After a thorough investigation, the Supreme Court found that some modifications had been done in the dying declaration and that the HC of Karnataka had unnecessarily depended a lot on just the dying declaration. The Court also concluded that since Jayamma was in a lot of pain she might have not been in a state to give a proper statement before dying. Hence, the Apex Court decided to acquit the appellants in the present case. The Court also mentioned that high accuracy had been maintained in the dying declaration which was unlikely for an individual who was in such physical condition and also Jayamma was not that literate to describe the whole situation with such details. Jayamma was alive for almost 30 hours, but the authorities did not contact the Executive Magistrate to record the statement of the patient. Hence, the apex court was not convinced enough to accept the dying declaration as the sole piece of evidence to convict the appellants. The Court also pointed out the fact that it was not a family member who had complained to the police, instead it was the doctor.
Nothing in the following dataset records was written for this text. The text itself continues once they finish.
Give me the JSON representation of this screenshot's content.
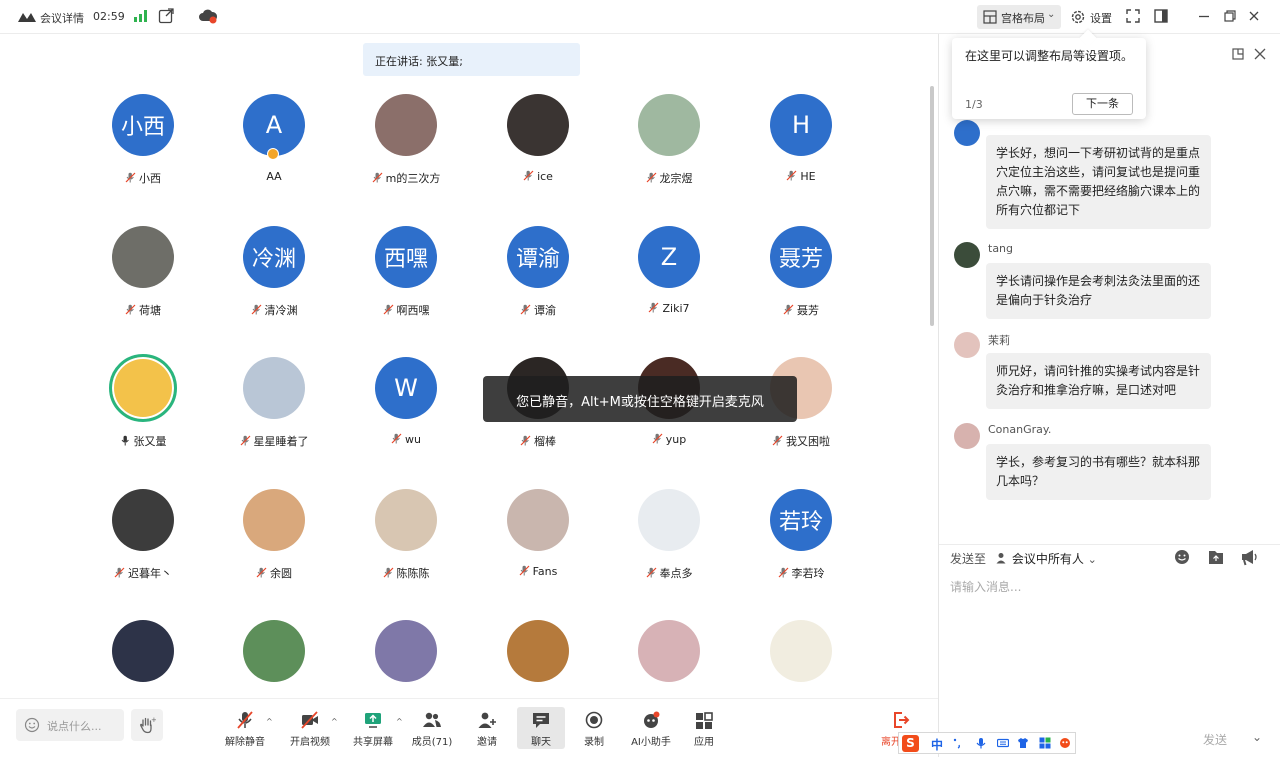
{
  "topbar": {
    "title": "会议详情",
    "time": "02:59",
    "layout_label": "宫格布局",
    "settings_label": "设置"
  },
  "speaking": {
    "label": "正在讲话: 张又量;"
  },
  "participants": [
    {
      "name": "小西",
      "avatar_text": "小西",
      "avatar_type": "text"
    },
    {
      "name": "AA",
      "avatar_text": "A",
      "avatar_type": "text",
      "badge": true
    },
    {
      "name": "m的三次方",
      "avatar_type": "photo",
      "photo_color": "#8b6f6a"
    },
    {
      "name": "ice",
      "avatar_type": "photo",
      "photo_color": "#3a3432"
    },
    {
      "name": "龙宗煜",
      "avatar_type": "photo",
      "photo_color": "#9fb8a0"
    },
    {
      "name": "HE",
      "avatar_text": "H",
      "avatar_type": "text"
    },
    {
      "name": "荷塘",
      "avatar_type": "photo",
      "photo_color": "#6e6e68"
    },
    {
      "name": "清冷渊",
      "avatar_text": "冷渊",
      "avatar_type": "text"
    },
    {
      "name": "啊西嘿",
      "avatar_text": "西嘿",
      "avatar_type": "text"
    },
    {
      "name": "谭渝",
      "avatar_text": "谭渝",
      "avatar_type": "text"
    },
    {
      "name": "Ziki7",
      "avatar_text": "Z",
      "avatar_type": "text"
    },
    {
      "name": "聂芳",
      "avatar_text": "聂芳",
      "avatar_type": "text"
    },
    {
      "name": "张又量",
      "avatar_type": "photo",
      "photo_color": "#f3c24a",
      "speaking": true
    },
    {
      "name": "星星睡着了",
      "avatar_type": "photo",
      "photo_color": "#b9c6d6"
    },
    {
      "name": "wu",
      "avatar_text": "W",
      "avatar_type": "text"
    },
    {
      "name": "榴棒",
      "avatar_type": "photo",
      "photo_color": "#2b2624"
    },
    {
      "name": "yup",
      "avatar_type": "photo",
      "photo_color": "#4a2b24"
    },
    {
      "name": "我又困啦",
      "avatar_type": "photo",
      "photo_color": "#e9c6b2"
    },
    {
      "name": "迟暮年丶",
      "avatar_type": "photo",
      "photo_color": "#3c3c3c"
    },
    {
      "name": "余圆",
      "avatar_type": "photo",
      "photo_color": "#d9a87c"
    },
    {
      "name": "陈陈陈",
      "avatar_type": "photo",
      "photo_color": "#d8c6b2"
    },
    {
      "name": "Fans",
      "avatar_type": "photo",
      "photo_color": "#c9b6ae"
    },
    {
      "name": "奉点多",
      "avatar_type": "photo",
      "photo_color": "#e8ecf0"
    },
    {
      "name": "李若玲",
      "avatar_text": "若玲",
      "avatar_type": "text"
    },
    {
      "name": "",
      "avatar_type": "photo",
      "photo_color": "#2d3348"
    },
    {
      "name": "",
      "avatar_type": "photo",
      "photo_color": "#5d8f5a"
    },
    {
      "name": "",
      "avatar_type": "photo",
      "photo_color": "#7f78a8"
    },
    {
      "name": "",
      "avatar_type": "photo",
      "photo_color": "#b57a3c"
    },
    {
      "name": "",
      "avatar_type": "photo",
      "photo_color": "#d7b2b6"
    },
    {
      "name": "",
      "avatar_type": "photo",
      "photo_color": "#f1ede0"
    }
  ],
  "toast": {
    "label": "您已静音，Alt+M或按住空格键开启麦克风"
  },
  "bottombar": {
    "say_placeholder": "说点什么...",
    "tools": [
      {
        "label": "解除静音",
        "icon": "mic-off-icon"
      },
      {
        "label": "开启视频",
        "icon": "video-off-icon"
      },
      {
        "label": "共享屏幕",
        "icon": "share-screen-icon"
      },
      {
        "label": "成员(71)",
        "icon": "members-icon"
      },
      {
        "label": "邀请",
        "icon": "invite-icon"
      },
      {
        "label": "聊天",
        "icon": "chat-icon"
      },
      {
        "label": "录制",
        "icon": "record-icon"
      },
      {
        "label": "AI小助手",
        "icon": "ai-assistant-icon"
      },
      {
        "label": "应用",
        "icon": "apps-icon"
      }
    ],
    "leave_label": "离开会议"
  },
  "ime": {
    "lang": "中"
  },
  "panel": {
    "tooltip": {
      "text": "在这里可以调整布局等设置项。",
      "page": "1/3",
      "next_label": "下一条"
    },
    "messages": [
      {
        "sender": "",
        "text": "学长好，想问一下考研初试背的是重点穴定位主治这些，请问复试也是提问重点穴嘛，需不需要把经络腧穴课本上的所有穴位都记下"
      },
      {
        "sender": "tang",
        "text": "学长请问操作是会考刺法灸法里面的还是偏向于针灸治疗"
      },
      {
        "sender": "茉莉",
        "text": "师兄好，请问针推的实操考试内容是针灸治疗和推拿治疗嘛，是口述对吧"
      },
      {
        "sender": "ConanGray.",
        "text": "学长，参考复习的书有哪些？就本科那几本吗？"
      }
    ],
    "send_to_label": "发送至",
    "send_to_target": "会议中所有人",
    "input_placeholder": "请输入消息...",
    "send_label": "发送"
  },
  "colors": {
    "avatar_blue": "#2e6fcb",
    "leave_red": "#e8462a",
    "speaking_banner": "#e8f1fb",
    "speaking_ring": "#29b57e"
  }
}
Thus, this also questions the homicidal nature of death. Apart from these, it was also held that it was unfair on the High Court’s part to exercise “section 378” of the CrPC, that too when the trial court gave a right decision.

Conclusion

This is an important judgement that primarily talks about the usage of dying declaration as the sole piece of evidence in any case. A point that should be noted here is that it took so many years to serve justice to Jayamma and her family. During this course of time, the family had to go through a lot. There are so many cases in India that are pending, and the party that suffers the most in these cases are one of the parties. Also, it is not fair to assume that the investigation done by lower courts is inadequate or incorrect. The Supreme Court had given a very detailed and reasonable judgement in this case. This judgement is one of the most significant judgements of 2021.